TOYOTA NON TEME LA PERDITA DELLA LEADERSHIP MONDIALE

Il membro del board e responsabile per la qualità, Shinichi Sasaki, ha spiegato al Financial Times che il Gruppo Toyota non è ancora uscito dalla crisi susseguente ai mega richiami che ne hanno danneggiato l’immagine a livello mondiale. La Casa nipponica ha pagato dazio soprattutto negli Stati Uniti dove, tra l’altro, è stata costretta a pagare una multa record da 16,4 milioni di dollari proprio per i problemi ai suoi modelli.

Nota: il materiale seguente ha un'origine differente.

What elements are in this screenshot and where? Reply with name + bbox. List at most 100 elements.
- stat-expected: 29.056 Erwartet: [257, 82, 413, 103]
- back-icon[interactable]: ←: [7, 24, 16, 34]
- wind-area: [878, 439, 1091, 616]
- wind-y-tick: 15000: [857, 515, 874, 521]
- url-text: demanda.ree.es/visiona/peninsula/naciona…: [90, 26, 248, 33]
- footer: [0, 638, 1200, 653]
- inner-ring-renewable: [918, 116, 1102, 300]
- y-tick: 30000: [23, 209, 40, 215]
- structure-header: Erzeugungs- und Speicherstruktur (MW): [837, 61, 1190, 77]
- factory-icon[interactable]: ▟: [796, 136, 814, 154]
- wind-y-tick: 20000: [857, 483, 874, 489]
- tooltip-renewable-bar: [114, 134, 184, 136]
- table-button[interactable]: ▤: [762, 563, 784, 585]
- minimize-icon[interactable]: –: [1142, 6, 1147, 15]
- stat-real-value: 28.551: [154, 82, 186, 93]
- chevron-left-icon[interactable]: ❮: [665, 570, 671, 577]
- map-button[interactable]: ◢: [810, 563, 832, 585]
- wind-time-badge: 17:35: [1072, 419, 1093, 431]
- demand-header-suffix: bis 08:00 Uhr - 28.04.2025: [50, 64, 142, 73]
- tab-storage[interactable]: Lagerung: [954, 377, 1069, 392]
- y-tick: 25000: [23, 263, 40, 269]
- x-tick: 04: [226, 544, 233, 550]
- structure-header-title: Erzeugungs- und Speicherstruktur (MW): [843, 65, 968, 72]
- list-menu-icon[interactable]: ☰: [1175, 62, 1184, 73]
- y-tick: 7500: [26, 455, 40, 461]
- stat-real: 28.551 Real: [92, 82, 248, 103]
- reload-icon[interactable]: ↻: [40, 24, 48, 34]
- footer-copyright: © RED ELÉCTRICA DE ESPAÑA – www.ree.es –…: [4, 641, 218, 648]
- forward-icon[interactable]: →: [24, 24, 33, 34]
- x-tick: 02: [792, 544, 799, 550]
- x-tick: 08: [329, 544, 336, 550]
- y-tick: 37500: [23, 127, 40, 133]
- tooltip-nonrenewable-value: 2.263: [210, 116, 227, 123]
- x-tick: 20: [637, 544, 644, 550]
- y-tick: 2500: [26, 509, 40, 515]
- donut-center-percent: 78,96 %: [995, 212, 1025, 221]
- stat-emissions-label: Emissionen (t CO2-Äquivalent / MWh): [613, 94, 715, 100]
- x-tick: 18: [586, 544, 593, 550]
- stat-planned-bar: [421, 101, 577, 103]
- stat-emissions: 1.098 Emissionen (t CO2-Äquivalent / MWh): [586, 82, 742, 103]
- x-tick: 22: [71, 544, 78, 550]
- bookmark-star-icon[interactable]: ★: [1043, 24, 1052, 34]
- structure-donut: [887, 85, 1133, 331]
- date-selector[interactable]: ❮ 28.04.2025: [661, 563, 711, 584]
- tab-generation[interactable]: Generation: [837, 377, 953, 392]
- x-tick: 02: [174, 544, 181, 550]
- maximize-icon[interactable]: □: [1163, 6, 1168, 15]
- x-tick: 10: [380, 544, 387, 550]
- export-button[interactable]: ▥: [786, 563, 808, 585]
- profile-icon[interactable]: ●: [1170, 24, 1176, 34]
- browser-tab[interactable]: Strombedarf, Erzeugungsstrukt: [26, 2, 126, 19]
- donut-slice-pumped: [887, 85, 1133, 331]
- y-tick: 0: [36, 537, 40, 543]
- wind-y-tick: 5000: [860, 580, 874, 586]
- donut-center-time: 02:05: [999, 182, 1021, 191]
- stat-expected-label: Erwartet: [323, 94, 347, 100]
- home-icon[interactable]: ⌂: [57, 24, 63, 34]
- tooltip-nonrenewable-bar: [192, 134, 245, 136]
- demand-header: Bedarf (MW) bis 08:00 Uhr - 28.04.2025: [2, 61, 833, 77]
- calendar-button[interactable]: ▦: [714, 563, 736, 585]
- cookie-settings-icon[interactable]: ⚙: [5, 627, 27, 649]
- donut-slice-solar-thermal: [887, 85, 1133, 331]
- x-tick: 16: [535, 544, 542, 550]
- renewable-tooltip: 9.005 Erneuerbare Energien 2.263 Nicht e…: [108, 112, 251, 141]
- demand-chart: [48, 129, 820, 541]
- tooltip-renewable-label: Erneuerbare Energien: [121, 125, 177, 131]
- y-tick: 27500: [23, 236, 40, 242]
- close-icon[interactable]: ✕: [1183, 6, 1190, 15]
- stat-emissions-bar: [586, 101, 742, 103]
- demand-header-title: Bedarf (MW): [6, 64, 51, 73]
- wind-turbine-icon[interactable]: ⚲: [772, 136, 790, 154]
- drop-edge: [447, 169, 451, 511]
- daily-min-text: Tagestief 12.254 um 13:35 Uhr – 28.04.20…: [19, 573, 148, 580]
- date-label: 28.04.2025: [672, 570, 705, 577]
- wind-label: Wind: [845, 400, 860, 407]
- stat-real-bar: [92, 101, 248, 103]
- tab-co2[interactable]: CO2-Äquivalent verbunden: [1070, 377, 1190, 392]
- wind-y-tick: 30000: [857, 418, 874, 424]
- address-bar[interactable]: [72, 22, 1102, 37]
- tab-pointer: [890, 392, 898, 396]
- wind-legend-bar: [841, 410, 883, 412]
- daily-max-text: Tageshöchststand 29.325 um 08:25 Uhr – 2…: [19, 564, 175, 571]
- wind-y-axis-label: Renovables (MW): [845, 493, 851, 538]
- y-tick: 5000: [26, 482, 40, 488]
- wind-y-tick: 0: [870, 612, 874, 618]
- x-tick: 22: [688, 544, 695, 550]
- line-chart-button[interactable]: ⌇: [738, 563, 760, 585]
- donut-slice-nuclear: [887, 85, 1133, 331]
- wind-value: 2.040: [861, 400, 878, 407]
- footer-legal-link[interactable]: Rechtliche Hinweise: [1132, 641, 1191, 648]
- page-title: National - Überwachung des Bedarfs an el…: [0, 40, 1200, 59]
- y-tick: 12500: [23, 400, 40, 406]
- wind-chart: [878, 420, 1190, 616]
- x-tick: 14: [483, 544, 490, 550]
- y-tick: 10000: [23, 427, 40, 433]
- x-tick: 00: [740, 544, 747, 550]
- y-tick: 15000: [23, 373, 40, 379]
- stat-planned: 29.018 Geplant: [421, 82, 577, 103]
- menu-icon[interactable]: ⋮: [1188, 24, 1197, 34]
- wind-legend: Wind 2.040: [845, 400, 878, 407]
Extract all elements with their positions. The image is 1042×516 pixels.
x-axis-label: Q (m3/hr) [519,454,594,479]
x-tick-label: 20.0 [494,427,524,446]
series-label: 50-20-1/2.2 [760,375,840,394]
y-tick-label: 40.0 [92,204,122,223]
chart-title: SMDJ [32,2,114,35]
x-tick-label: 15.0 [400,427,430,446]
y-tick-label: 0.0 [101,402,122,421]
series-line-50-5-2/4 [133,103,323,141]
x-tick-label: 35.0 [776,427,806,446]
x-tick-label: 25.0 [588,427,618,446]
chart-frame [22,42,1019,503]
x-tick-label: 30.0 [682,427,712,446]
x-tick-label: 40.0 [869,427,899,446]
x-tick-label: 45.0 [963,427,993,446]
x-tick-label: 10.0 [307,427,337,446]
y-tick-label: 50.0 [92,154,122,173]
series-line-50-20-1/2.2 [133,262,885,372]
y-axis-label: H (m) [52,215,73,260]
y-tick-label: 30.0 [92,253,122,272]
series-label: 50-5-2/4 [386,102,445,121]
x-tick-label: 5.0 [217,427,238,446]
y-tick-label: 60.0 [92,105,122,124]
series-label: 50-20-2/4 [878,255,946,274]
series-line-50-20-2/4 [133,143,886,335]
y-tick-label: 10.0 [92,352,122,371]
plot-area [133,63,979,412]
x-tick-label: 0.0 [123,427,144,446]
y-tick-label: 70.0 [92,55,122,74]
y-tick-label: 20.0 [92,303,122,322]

Sasaki ha però ricordato che il Gruppo si sta riorganizzando, ha creato un reparto specifico per controllare minuziosamente la qualità produttiva della gamma e conta di rilanciarsi sfruttando in particolare la sua esperienza nel settore delle ibride. È notizia dei giorni scorsi che Toyota ha in cantiere lo sviluppo di 11 nuovi modelli ibridi entro fine 2012, oltre all’accelerazione nei programmi per le elettriche, senza abbandonare i progetti sull’idrogeno. Se tutto questo non basterà per conservare la leadership tra i produttori mondiali, Toyota non piangerà sul latte versato.

D’altronde, lo stesso Sasaki ha ammesso che il sorpasso ai danni di General Motors a fine 2008 (che ha interrotto un dominio di Detroit lungo ben 77 anni) è stato determinato soprattutto dalla crisi profonda in cui è piombata la Casa americana.

Ora, Toyota deve rintuzzare l’assalto del Gruppo VW che ufficialmente conta di scalzare la società nipponica solo nel 2018, ma che in realtà potrebbe farlo molto prima. “Se dovessimo perdere lo scettro mondiale non ci dispereremo certo, anzi sarà uno stimolo per fare meglio e soddisfare sempre più la clientela”, ha precisato Sasaki.